Gooseflesh rippled on her arms. He'd gotten to the garage door?

Darcy spun around, breathing hard. Her mind was blank. She turned and slammed into the door, grunting, ignoring the pain in her shoulder.

It refused to budge.

The back door! She whirled, took one step, and slipped on the rug in front of the sink. Her arm caught her fall, but not without slapping into the metal sink. Loud.

She scrambled to her feet. The delay in her progress to the back door gave her time to recall her first impulse to call for help. Moving with less concern about stealth, she crossed the kitchen, snatched the phone off the counter, and pressed it to her ear.

It was programmed to engage upon contact with her fingers. But the familiar dial tone was gone. Instead, static.

Darcy punched the manual power button, tried again, and heard the same static.

Now, true panic collided with her mind. He'd cut her phone line!

“Darcy . . .”

His voice came from the direction of her bedroom. Low and long, then again, tasting each syllable.

“Darcy . . .”

He was inside!

She ran for the back door, fumbled with the locks, and discovered exactly what she'd expected to find. A door that would not open.Which left only the windows and the attic.

All that banging from her dreams filled her ears. How long had he been building her house into a prison?

She tore for the nearest window, yanked the blinds up, and saw nothing but black. Black boards. He'd boarded up the windows too.

Darcy whispered frantically under her breath. “No, no, no, no, no!”

“Darcy, Darcy . . .Wanna play?”

She clamped a trembling hand over her mouth.

“There's no way out, honey. I know how to fix a house.”

Access to the attic was in the master bath, and from the sound of it the intruder was between her and the bedroom. She had to let him enter the kitchen area and sneak past him if she hoped to make it.

The attic had a round vent she might be able to squeeze through if she could dislodge it before he found her. She knew this because she'd been up there with a cable repairman, tracking down a cable that a mouse had chewed through. The vent would put her on the roof, but from there she might stand a chance.

She eased to her knees and crawled toward the couch.

“You have to ask yourself if after going to all that trouble . . .”

He was in the kitchen already and she hadn't even heard him move.

“. . . I would be stupid enough to give you a way out. Hmmm?”

Darcy lay flat, shivering. How had he come in? If there was a way in, there had to be a way out.

“You're wondering about the attic?”

Darcy inched forward on her knees again.

“Forget the attic, honey.”

She went then, while the sound of his voice came from the garage area.
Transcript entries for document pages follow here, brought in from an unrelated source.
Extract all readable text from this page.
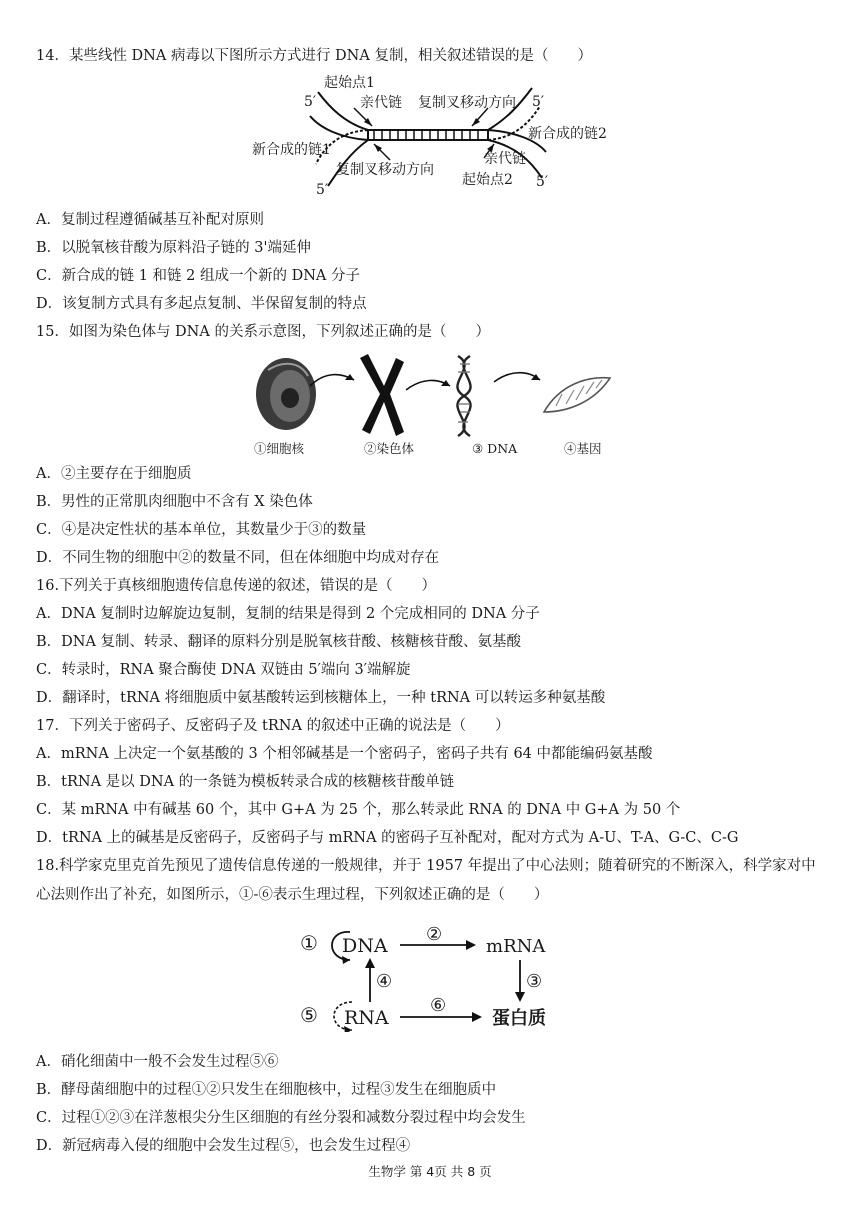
14．某些线性 DNA 病毒以下图所示方式进行 DNA 复制，相关叙述错误的是（　　）
起始点1
5′	亲代链 复制叉移动方向 5′
新合成的链2
新合成的链1
复制叉移动方向
亲代链
起始点2 5′
5′
A．复制过程遵循碱基互补配对原则
B．以脱氧核苷酸为原料沿子链的 3'端延伸
C．新合成的链 1 和链 2 组成一个新的 DNA 分子
D．该复制方式具有多起点复制、半保留复制的特点
15．如图为染色体与 DNA 的关系示意图，下列叙述正确的是（　　）
①细胞核	②染色体	③ DNA	④基因
A．②主要存在于细胞质
B．男性的正常肌肉细胞中不含有 X 染色体
C．④是决定性状的基本单位，其数量少于③的数量
D．不同生物的细胞中②的数量不同，但在体细胞中均成对存在
16.下列关于真核细胞遗传信息传递的叙述，错误的是（　　）
A．DNA 复制时边解旋边复制，复制的结果是得到 2 个完成相同的 DNA 分子
B．DNA 复制、转录、翻译的原料分别是脱氧核苷酸、核糖核苷酸、氨基酸
C．转录时，RNA 聚合酶使 DNA 双链由 5′端向 3′端解旋
D．翻译时，tRNA 将细胞质中氨基酸转运到核糖体上，一种 tRNA 可以转运多种氨基酸
17．下列关于密码子、反密码子及 tRNA 的叙述中正确的说法是（　　）
A．mRNA 上决定一个氨基酸的 3 个相邻碱基是一个密码子，密码子共有 64 中都能编码氨基酸
B．tRNA 是以 DNA 的一条链为模板转录合成的核糖核苷酸单链
C．某 mRNA 中有碱基 60 个，其中 G+A 为 25 个，那么转录此 RNA 的 DNA 中 G+A 为 50 个
D．tRNA 上的碱基是反密码子，反密码子与 mRNA 的密码子互补配对，配对方式为 A-U、T-A、G-C、C-G
18.科学家克里克首先预见了遗传信息传递的一般规律，并于 1957 年提出了中心法则；随着研究的不断深入，科学家对中心法则作出了补充，如图所示，①-⑥表示生理过程，下列叙述正确的是（　　）
① DNA
②
mRNA
③
④
⑤ RNA
⑥
蛋白质
A．硝化细菌中一般不会发生过程⑤⑥
B．酵母菌细胞中的过程①②只发生在细胞核中，过程③发生在细胞质中
C．过程①②③在洋葱根尖分生区细胞的有丝分裂和减数分裂过程中均会发生
D．新冠病毒入侵的细胞中会发生过程⑤，也会发生过程④
生物学 第 4页 共 8 页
Sprinting through the doorway that led to the living room with her five-foot media screen. Scanning the walls for a window he'd left open.

None.

She spun into the master bedroom and saw the opened miniblind beyond her bed. He'd crawled in through the window and shut it behind him. But he hadn't had the time to nail it, right?

“You want out so soon?”His voice was behind her, only feet, it seemed. She'd never make it!
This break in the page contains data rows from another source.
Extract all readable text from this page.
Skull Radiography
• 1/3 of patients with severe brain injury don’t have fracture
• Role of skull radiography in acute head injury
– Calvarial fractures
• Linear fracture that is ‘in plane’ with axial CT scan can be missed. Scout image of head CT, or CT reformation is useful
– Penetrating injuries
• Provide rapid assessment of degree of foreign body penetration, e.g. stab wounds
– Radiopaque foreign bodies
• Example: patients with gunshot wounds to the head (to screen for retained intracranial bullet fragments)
Darcy dived forward, rolled across her bed, and came up airborne.

Behind her the lights came on.

She crashed against the wall next to the open window and fumbled with the latch. Opened it. Pulled the window open.
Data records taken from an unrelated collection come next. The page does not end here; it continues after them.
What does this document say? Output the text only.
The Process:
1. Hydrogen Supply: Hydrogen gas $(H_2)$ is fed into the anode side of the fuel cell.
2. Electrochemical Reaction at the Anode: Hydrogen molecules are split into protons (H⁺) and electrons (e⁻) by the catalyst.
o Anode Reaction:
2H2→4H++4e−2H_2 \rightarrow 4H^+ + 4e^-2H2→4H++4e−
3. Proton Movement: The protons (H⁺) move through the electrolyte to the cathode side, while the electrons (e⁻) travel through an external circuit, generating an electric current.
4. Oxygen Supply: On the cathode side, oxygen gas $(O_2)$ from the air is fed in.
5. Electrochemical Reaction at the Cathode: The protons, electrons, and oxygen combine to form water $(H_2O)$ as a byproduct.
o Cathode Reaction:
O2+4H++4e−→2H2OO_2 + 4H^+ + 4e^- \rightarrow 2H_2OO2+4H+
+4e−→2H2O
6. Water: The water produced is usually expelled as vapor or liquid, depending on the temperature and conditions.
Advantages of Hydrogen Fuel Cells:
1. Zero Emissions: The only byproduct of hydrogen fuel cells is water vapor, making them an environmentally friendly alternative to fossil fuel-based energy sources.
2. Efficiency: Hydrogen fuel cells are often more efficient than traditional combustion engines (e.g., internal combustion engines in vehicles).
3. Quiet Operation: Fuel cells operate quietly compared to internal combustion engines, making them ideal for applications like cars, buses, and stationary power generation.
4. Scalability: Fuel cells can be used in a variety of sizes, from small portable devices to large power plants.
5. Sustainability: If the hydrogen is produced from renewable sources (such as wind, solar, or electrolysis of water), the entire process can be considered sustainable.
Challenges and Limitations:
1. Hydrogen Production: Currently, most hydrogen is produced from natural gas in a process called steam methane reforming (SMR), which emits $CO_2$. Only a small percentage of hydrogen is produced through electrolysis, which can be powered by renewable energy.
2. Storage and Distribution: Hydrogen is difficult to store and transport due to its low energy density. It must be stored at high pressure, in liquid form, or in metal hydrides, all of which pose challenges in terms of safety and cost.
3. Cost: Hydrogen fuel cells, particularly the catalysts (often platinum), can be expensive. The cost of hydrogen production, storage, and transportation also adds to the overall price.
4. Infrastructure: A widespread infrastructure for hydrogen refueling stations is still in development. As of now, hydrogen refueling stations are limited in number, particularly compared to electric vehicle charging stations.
“Shh, shh, shh . . .” A hand grabbed her collar and jerked her back against his body. “Please, I just want to talk.” Hot breath.

Darcy screamed, but his hand smothered her mouth. She bit into his flesh, felt warm blood rush between her teeth.

He withdrew his hand and slapped something else in its place. Around her head. Tape.

Her muffled cry filled her taped mouth, powerless now. She struggled hopelessly against his steel grip. Like a man who'd won his share of hogtying contests, he secured her wrists behind her back, spun her around, and shoved her to the ground.

The black-clad man strode for the window, shut the blinds, and faced her. His hand was bleeding where she'd bitten him, but he didn't seem to notice.

“Well, well, well. So you would be Darcy, or, as you are so affectionately referred to back in the group, number thirty-five.”

Her assailant stood over six feet, dressed in dark brown slacks and a black collared shirt, a day's stubble lining his jaw. Sweat glistened on his face, but otherwise he looked clean for a man who'd spent the night sealing her in her house.

“Now, just take a deep breath, Thirty-five. I've done this more times than I care to remember—gets old after a while. We'll be here for a while, a day, maybe more, depending on you.”

He eyed her from head to toe. Grunted. “I really hope you're not the stubborn kind.”

She told him what she thought of him in no uncertain terms, but it came out in a long “Uhummmmmmm!”

“This doesn't have to be difficult,” he said. “You're brimming with questions, and I don't blame you. We'll get to them. Where do you keep the bandages?”

She stared him in the eyes, refusing to clue him in.

“The bathroom, naturally. Just seeing if you were warming up.” He walked to her, grabbed her by her hair, and tugged her to her feet. She stumbled beside him into the living room, where he shoved her onto the love seat.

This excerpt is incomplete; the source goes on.